Foreshadowing doesn't mean this:

    When Sally went to riding school that morning she had no idea that when old Norman threw her a dead body would suddenly appear the other side the the blind-jump gate.

That's a "had I but known" and a pretty clumsy one. Many newbie writers confuse "had I but knowns" with foreshadowing, which is to HINT that something will happen, without giving too much away.

For instance:

    "Nothing ever happens to me, (DENIAL)" Sally whispered as she drove toward her riding lesson. It wasn't that she disliked horses so much, it was that she didn't want to spend hours doing what her grandmother thought a young lady she should do. The only thing worse than riding lessons was dancing class.
   The school's training jumper, Norman, had suffered through innumerable novices and would jump flawlessly round the course whether she paid attention to the signals she gave him, or not. (AND STILL MORE DENIAL) 
  "Today, you try the blind jump," her instructor warned. "If you don't give the signals right, old Norman will refuse, because he can't see the other side. Pay attention, Sally! Remember, ANYTHING could be on the other side of that gate." (FORESHADOWING)
  Sure! Sally wheeled the horse around. A rabbit, a squirrel, maybe even a frog? With the sun hot on her shoulders, Sally trotted once around the circle, then headed for the blind gate and gave old Norman a half-hearted signal. Without pause, she found herself flying head first over the gate as Norman stopped in his tracks.  
  She landed curled into a ball, by now she surely knew how to fall, then shook her head and sat up, blinking, straight into the open eyes of the bloody corpse lying where old Norman should have landed. 

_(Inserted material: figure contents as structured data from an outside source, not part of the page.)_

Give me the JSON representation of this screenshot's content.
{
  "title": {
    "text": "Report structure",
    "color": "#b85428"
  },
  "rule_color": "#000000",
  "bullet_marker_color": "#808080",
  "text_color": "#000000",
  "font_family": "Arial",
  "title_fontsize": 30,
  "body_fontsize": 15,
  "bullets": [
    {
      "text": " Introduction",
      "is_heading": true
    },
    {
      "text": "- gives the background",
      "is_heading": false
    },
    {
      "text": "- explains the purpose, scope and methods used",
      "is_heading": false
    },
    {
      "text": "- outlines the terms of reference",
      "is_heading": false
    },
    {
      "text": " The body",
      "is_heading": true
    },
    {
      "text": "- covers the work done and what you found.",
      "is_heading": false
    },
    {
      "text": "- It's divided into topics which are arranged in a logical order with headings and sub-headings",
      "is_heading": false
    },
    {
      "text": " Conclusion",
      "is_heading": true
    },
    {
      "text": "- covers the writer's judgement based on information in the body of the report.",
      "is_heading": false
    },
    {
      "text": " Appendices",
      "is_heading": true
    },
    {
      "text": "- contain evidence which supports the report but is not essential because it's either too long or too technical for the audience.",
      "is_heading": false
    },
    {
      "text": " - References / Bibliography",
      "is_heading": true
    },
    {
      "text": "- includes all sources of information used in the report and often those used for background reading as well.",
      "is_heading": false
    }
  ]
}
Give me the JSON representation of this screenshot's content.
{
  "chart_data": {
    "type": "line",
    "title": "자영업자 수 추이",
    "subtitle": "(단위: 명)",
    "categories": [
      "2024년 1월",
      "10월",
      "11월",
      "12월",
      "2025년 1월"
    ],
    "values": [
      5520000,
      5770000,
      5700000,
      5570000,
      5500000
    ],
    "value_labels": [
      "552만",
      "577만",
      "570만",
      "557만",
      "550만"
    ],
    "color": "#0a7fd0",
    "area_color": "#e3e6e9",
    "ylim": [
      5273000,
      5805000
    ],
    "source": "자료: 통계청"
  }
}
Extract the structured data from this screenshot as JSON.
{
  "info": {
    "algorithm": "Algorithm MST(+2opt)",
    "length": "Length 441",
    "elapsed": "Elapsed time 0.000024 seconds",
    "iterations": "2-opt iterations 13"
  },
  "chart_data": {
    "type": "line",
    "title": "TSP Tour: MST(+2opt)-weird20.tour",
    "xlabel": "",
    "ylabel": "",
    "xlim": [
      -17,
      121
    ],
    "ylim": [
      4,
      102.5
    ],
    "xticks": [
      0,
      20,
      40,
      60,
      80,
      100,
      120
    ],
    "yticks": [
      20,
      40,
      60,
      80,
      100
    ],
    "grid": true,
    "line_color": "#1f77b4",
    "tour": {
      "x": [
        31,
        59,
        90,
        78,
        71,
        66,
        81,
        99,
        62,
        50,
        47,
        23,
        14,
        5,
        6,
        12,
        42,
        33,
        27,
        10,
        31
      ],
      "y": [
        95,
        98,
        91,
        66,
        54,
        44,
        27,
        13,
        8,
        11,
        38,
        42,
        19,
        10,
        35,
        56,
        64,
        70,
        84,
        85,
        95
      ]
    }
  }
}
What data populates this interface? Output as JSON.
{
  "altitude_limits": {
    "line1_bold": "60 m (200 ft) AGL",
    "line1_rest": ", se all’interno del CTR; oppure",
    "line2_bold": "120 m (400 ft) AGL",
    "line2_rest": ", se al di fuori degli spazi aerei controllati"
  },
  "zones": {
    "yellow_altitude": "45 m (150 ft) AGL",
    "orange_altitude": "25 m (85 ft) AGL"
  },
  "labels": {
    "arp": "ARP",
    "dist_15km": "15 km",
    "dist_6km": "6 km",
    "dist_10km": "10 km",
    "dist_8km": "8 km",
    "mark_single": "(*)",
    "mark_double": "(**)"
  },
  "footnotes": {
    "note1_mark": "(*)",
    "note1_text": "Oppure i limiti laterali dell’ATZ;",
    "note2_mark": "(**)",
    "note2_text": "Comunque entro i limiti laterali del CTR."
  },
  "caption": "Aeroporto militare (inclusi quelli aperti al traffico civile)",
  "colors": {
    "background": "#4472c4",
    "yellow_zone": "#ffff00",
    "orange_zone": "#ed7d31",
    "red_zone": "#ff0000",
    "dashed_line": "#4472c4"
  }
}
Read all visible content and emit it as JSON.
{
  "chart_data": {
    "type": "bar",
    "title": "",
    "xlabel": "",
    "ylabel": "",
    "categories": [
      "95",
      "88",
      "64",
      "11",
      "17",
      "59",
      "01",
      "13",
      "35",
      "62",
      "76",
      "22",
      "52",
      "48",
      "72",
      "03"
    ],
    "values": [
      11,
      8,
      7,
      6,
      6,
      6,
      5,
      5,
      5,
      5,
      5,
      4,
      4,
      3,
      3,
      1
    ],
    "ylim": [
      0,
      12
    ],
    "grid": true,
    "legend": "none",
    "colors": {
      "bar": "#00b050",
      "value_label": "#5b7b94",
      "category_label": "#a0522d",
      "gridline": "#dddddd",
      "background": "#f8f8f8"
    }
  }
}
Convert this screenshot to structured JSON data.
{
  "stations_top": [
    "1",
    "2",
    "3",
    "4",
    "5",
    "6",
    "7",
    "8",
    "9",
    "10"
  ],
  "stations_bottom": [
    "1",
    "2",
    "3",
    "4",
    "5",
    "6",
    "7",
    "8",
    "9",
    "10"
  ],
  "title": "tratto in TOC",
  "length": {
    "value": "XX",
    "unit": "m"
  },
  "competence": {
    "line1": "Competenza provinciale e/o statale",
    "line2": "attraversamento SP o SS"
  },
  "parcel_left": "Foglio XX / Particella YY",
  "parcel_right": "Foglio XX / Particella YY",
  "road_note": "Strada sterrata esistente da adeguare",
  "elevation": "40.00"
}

To a fiction writer Suspense has nothing to do with all those Girl-in-danger stories, what it means is keeping readers guessing what will happen next. The term suspense, denotes how involved the reader is in your plot.  If he or she already knows what is going to happen, there isn't any suspense (critics call it "predictable"), and will have little reason to continue reading. To avoid trite plots (like this one), make a list of 10 things that might happen next and pick the least likely. Or brainstorm with friends to come up with suggestions for unusual and exciting twists. Remember, keep the readers guessing and let the answer be a SURPRISE.

Foreshadowing is vital if the following action will be hard to swallow for some reason. If you're going to "Raise the Titanic" on page 367, you have to foreshadow the action in the first third of the book. Clive Cussler put in a scene where someone had invented a new underwater sealant and the hero used it to successfully raise barges off an oil rig early in his book. That action took place BEFORE any of the events that made raising the Titanic a plot necessity. Even though we all know the big T is still down there, foreshadowing made the reader believe it was possible, and Cussler made us SEE the action when she rose.

One way to convince a reader improbable action is possible, is to juxtapose it with everyday things. Barbara Michaels always has her characters discuss their ghosts, satanic possessions, and hauntings while eating hamburgers or pizza. The reader believes in the hamburgers and "swallows" the ghosts, too.

Another technique that will help readers believe in the impossible is denial. The more other characters, especially the least liked ones, tell the protagonist he can't succeed at whatever impossible task he's doing, the more convinced the reader becomes the hero can actually pull it off. Remember, the reader is on the hero or heroine's side and rooting for him or her to succeed.

So again and again, when Sally thinks nothing will ever happen, because of that denial, the reader is just waiting for something interesting to happen.

Be careful, too, not to foreshadow something and then not deliver. From that first "nothing ever happens to me" line, you have promised your reader that something will happepn, so they stick with Sally through a pretty boring morning.